The year’s first incidence of Asian soybean rust in a commercial field was discovered in southern Alabama’s Baldwin County. The July 12 finding – in a 60-acre field of late Group 4s – occurred about a mile from a sentinel plot where the disease was found on June 28.
“Overall, the incidence was at less than 20 percent. That’s low severity,” said Ed Sikora, Extension plant pathologist with Auburn University on Thursday. “A colleague, Arsenio Gutierrez – who also found rust in the sentinel plot a few weeks ago – found rust in the commercial beans. I’d been in the field a week previously and didn’t find anything along the edge. Arsenio has really good eyes. He wasn’t too far into the field when he found it. The rust was fairly noticeable.”
About a week prior to picking up rust in the nearby sentinel plot, Extension suggested the producer make a fungicide application. He did. Sikora suspects the disease “deposited in that field and the sentinel plot at about the same time.
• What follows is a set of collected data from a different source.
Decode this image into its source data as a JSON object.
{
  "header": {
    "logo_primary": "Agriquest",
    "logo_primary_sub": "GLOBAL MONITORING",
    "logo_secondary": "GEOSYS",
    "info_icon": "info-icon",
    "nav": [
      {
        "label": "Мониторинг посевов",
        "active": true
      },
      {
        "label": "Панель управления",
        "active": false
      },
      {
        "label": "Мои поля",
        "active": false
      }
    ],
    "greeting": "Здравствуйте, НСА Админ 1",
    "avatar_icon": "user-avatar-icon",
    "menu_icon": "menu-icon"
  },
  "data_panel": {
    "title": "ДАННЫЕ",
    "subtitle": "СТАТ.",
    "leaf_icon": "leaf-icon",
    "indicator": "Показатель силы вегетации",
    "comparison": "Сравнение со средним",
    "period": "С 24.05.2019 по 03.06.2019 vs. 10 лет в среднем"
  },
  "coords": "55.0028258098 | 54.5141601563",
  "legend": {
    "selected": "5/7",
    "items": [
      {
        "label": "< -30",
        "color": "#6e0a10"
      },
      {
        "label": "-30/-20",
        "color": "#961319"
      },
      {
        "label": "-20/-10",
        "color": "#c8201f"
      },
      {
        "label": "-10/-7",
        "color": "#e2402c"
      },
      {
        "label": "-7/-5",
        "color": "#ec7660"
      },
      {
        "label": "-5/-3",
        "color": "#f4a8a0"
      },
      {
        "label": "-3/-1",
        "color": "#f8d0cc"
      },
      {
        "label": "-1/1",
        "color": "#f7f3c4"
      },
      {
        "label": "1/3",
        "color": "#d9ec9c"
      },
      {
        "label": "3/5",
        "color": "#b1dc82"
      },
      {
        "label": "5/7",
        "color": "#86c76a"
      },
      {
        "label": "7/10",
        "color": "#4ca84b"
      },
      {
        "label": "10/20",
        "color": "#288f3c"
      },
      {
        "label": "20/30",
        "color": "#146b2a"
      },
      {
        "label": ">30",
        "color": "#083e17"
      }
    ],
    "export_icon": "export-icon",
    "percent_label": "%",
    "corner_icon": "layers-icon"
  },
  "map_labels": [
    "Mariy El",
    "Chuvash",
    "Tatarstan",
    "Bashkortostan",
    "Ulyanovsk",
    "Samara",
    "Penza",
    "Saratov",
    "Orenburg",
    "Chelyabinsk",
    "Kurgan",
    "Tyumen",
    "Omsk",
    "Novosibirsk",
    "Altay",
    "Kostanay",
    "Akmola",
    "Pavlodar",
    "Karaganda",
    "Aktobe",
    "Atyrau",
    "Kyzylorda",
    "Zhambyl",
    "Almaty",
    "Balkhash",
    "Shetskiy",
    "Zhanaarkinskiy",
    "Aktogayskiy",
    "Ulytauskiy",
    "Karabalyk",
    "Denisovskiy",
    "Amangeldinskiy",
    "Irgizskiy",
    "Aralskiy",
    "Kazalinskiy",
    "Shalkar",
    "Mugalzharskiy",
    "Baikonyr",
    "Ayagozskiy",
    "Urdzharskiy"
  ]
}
The symptoms we’re seeing are a result of infection before spraying.”
The infected field will soon have a second triazole/strobilurin application.
The plant pathologist said soybean producers in the southern half of Alabama should spray a fungicide “if they’re in the later reproductive stages: R-4/R-5. In the area of the state where the rust was found (near Mobile), there’s only one early-planted field – and that’s exactly where the rust was found. The majority of the soybeans in the area are ahead of bloom. Last week, I was in fields there and most beans were in the second trifoliate stage, early vegetative. There’s no reason to spray before bloom.
“For Alabama growers, scout your fields at least twice a week. If you’re beyond bloom, have your fungicides ready to go. If you’re at the R-3 stage, a fungicide application would be helpful even without rust. We’re beginning to find other diseases. Yesterday, I saw frogeye, mildew, and what’s likely Cercospora so a fungicide, even in the absence of rust, will give control of these diseases and keep yields up.”
Alan Blaine, Mississippi Extension soybean specialist, agrees with Sikora. “Growers shouldn’t focus on rust to the exclusion of plant health issues and other diseases. Where we have good yield potential, we make money spraying fungicides. All the Delta states have data supporting that. Many producers seem to be forgetting a strobilurin-based program helps yield. It’s a money-making deal. ‘No rust, no spray,’ is the wrong approach.”
The week of July 18, Blaine said all Group 5s in the Extension verification program will be sprayed with a fungicide. “We’re not spraying them because of rust. We’re spraying them just because it’s time.”
The Mississippi soybean crop has great yield potential. When an irrigated field hits R-3, “I say hit it with a fungicide,” said Blaine. “I’m going to hit my beans like there’s no rust out there. The worst-case scenario is I spray the field with a strobilurin. Then, if rust does show up, I can come back with a triazole. Using that approach, a grower is potentially paying for another trip in the airplane. And, by that second spraying, we may need to treat for stink bugs anyway – just add to the mix.”
Billy Moore, Mississippi Extension plant pathologist emeritus, is involved in scouting/planning for Asian soybean rust in the state.
“Since yesterday, I’ve put over 700 miles on my vehicle,” said Moore on Thursday. “We’re looking hard for this disease.”
Over the last few years, Mississippi has been the earliest planted soybean state in the country. Currently, most of the state’s crop – “maybe 70 percent,” said Moore -- is past R-3, closer to R-4.
“The one factor that concerns me is the weather conditions have become more favorable for rust. I’ve been in and out of showers all day long, and it’s cooled down a little.
“However, right now, the amount of rust spores available is extremely low. And the air current isn’t blowing them into Mississippi. There’s been one exception to that: about two days before Dennis moved in, the weather modeling folks said rust could have moved into southeast Mississippi. Beyond those two days, though, nothing of much concern.”
Blaine echoed Moore’s beliefs. “As of 8 p.m. on July 14, we haven’t found any rust in Mississippi. It may show up tomorrow. It won’t surprise me if we find rust in the next 10 days. Chances are Dennis brought something here. But the next question you have to ask is: how much did he bring?”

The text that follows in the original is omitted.